Success Learning Systems Inc.
- Type: Privately held
- Founded: January 2005
- Founder: Matt Morris
- Headquarters: Dallas, Texas
- Services: Multi-level marketing / Pyramid scheme

= Success University =

American multi-level marketing company

Success University, founded in January 2005 by Matt Morris, is a privately held company based in Dallas, Texas. It has also been identified as a pyramid scheme. Success University does not employ any professors and does not have any premises; instead members are offered online courses on topics such as success in business, or physical wellbeing. Members have to pay an introduction fee, and are then encouraged to invite other people to join in exchange for a part of the benefits.

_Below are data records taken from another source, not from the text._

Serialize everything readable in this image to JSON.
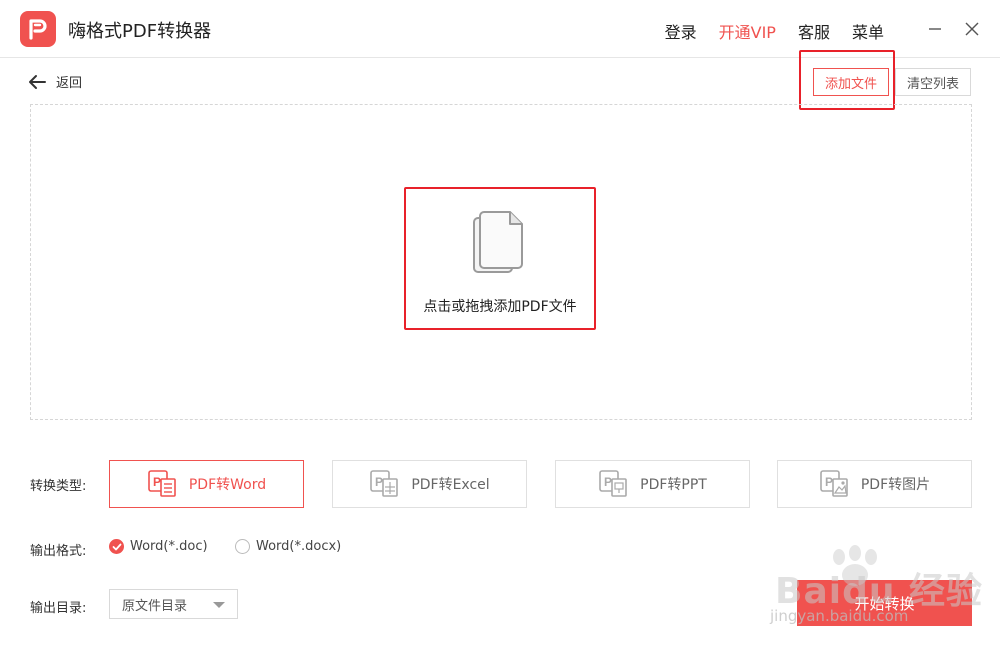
{
  "app": {
    "title": "嗨格式PDF转换器",
    "logo_letter": "P"
  },
  "top_nav": {
    "login": "登录",
    "vip": "开通VIP",
    "service": "客服",
    "menu": "菜单"
  },
  "toolbar": {
    "back": "返回",
    "add_file": "添加文件",
    "clear_list": "清空列表"
  },
  "dropzone": {
    "prompt": "点击或拖拽添加PDF文件"
  },
  "convert_type": {
    "label": "转换类型:",
    "options": [
      {
        "label": "PDF转Word",
        "active": true
      },
      {
        "label": "PDF转Excel",
        "active": false
      },
      {
        "label": "PDF转PPT",
        "active": false
      },
      {
        "label": "PDF转图片",
        "active": false
      }
    ]
  },
  "output_format": {
    "label": "输出格式:",
    "options": [
      {
        "label": "Word(*.doc)",
        "checked": true
      },
      {
        "label": "Word(*.docx)",
        "checked": false
      }
    ]
  },
  "output_dir": {
    "label": "输出目录:",
    "value": "原文件目录"
  },
  "start_button": "开始转换",
  "watermark": {
    "brand": "Baidu 经验",
    "url": "jingyan.baidu.com"
  },
  "colors": {
    "accent": "#f0524f",
    "highlight": "#e8212a"
  }
}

According to a study by the Bank of Namibia, Success University presents the features of a pyramid scheme, and they have estimated that about 88% percent of participants eventually make losses, with only a minority—at the top of the pyramid—making benefits. Namibia declared Success University illegal in 2008.

Ketan Hirani and Kalpesh Patel introduced the scheme in London in January 2008. Prior to Success University, they have also been involved with several other pyramid schemes run by Robert Fitzpatrick and Gurdeep Singh, including the Omi Club, VIP and MLI schemes. Hirani and Patel have been banned from the University College London campus, following a speech there about Success University.